Automatic conversion

adapters supports loading static heads, e.g., created with AutoModelForSequenceClassification, into model classes with flexible heads, e.g. AutoAdapterModel.

For this, for a model created with AutoModelForSequenceClassification we first need to enable adapter support by calling the init() method.

from adapters import init, AutoAdapterModel
from transformers import AutoModelForSequenceClassification
import os

static_head_model = AutoModelForSequenceClassification.from_pretrained("bert-base-uncased")
# Enable adapter support
init(static_head_model) 

Now we can add an adapter and save it together with the head as usual:

static_head_model.add_adapter("test")

temp_dir = os.path.join(os.getcwd(), "temp_dir")
static_head_model.save_adapter(temp_dir, "test", with_head=True)

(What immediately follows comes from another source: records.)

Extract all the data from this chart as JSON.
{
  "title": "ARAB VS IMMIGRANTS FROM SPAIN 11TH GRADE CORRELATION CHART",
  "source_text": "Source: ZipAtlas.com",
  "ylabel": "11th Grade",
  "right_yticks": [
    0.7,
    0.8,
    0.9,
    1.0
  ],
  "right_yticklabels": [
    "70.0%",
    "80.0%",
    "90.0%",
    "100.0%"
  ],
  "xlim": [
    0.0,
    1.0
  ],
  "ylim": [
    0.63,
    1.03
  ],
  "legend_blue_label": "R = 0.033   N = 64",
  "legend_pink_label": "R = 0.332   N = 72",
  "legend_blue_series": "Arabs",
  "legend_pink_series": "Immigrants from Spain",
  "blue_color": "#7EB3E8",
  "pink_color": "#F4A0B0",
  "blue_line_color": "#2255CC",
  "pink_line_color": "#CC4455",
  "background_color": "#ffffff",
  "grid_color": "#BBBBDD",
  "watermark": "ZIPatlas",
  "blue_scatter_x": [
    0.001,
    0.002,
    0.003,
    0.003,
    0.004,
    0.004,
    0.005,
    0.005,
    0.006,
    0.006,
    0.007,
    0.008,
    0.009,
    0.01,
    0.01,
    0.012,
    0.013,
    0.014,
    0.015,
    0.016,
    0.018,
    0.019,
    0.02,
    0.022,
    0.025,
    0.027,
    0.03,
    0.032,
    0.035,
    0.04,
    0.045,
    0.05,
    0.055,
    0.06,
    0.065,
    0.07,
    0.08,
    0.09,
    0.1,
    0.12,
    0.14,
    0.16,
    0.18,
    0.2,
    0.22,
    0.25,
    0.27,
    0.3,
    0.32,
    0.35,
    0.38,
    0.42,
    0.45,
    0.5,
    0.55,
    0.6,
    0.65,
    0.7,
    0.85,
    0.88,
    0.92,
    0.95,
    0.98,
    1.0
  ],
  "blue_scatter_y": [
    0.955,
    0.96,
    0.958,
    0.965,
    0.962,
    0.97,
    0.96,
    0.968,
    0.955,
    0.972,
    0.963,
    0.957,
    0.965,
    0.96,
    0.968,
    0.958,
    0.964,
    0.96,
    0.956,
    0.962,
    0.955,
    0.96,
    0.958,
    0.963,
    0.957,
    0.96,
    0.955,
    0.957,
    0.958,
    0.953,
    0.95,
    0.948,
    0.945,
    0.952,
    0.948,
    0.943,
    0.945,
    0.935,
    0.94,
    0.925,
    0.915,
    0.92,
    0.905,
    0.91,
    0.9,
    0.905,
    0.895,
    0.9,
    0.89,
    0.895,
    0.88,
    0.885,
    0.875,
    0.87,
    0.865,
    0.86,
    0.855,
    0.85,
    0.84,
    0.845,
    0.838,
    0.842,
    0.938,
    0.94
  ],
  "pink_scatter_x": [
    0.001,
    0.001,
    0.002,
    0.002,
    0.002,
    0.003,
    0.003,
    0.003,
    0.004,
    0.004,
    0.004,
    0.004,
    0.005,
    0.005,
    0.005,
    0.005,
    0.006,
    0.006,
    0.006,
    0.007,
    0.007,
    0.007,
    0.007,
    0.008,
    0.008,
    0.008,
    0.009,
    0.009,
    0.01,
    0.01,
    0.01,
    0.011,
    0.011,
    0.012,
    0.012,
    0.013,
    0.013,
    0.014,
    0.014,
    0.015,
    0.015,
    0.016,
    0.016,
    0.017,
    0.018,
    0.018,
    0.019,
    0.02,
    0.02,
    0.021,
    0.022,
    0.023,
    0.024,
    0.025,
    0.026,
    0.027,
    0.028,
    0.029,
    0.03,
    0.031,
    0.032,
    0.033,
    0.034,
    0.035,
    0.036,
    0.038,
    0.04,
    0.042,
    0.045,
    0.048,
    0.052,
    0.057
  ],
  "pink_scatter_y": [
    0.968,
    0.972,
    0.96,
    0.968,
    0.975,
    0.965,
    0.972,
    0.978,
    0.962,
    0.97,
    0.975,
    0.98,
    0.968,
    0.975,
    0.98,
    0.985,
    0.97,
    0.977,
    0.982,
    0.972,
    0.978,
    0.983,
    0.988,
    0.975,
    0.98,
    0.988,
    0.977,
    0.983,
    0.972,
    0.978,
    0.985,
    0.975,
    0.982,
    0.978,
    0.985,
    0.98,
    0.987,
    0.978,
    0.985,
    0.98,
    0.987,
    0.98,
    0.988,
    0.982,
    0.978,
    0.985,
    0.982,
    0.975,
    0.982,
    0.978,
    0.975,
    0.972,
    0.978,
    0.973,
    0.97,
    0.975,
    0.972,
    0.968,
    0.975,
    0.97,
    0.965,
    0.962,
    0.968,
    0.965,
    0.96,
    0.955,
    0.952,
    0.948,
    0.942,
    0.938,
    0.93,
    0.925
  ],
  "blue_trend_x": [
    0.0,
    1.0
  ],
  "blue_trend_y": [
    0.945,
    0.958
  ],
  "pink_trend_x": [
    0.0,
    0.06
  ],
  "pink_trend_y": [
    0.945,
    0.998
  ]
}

When now loading the adapter and head into a new AdapterModel, the conversion of weights happens automatically during the call of load_adapter(), so no additional steps are needed:

flex_head_model = AutoAdapterModel.from_pretrained("bert-base-uncased")
flex_head_model.load_adapter(temp_dir)

assert "test" in flex_head_model.adapters_config
assert "test" in flex_head_model.heads

Note

The conversion in the opposite direction is not supported, i.e. you cannot load a head created with AutoAdapterModel into a model of type AutoModelForSequenceClassification.

Custom Heads

If none of the available prediction heads fit your requirements, you can define and add a custom head.

First, we need to define the new head class. For that, the initialization and the forward pass need to be implemented. The initialization of the head gets a reference to the model, the name of the head, and additionally defined kwargs. You can use the following template as a guideline.

class CustomHead(PredictionHead):
    def __init__(
        self,
        model,
        head_name,
        **kwargs,
    ):
        # innitialization of the custom head

    def forward(self, outputs, cls_output=None, attention_mask=None, return_dict=False, **kwargs):
        # implementation of the forward pass

Next, we can register the new custom head and give the new head type a name. This only notifies the model that there is a new head type. Then, we can add an instance of the new head to the model by calling add_custom_head with the name of the new head type, the name of the head instance we are creating, and additional arguments required by the head.

model.register_custom_head("my_custom_head", CustomHead)
model.add_custom_head(head_type="my_custom_head", head_name="custom_head", **kwargs)

After adding the custom head you can treat it like any other build-in head type.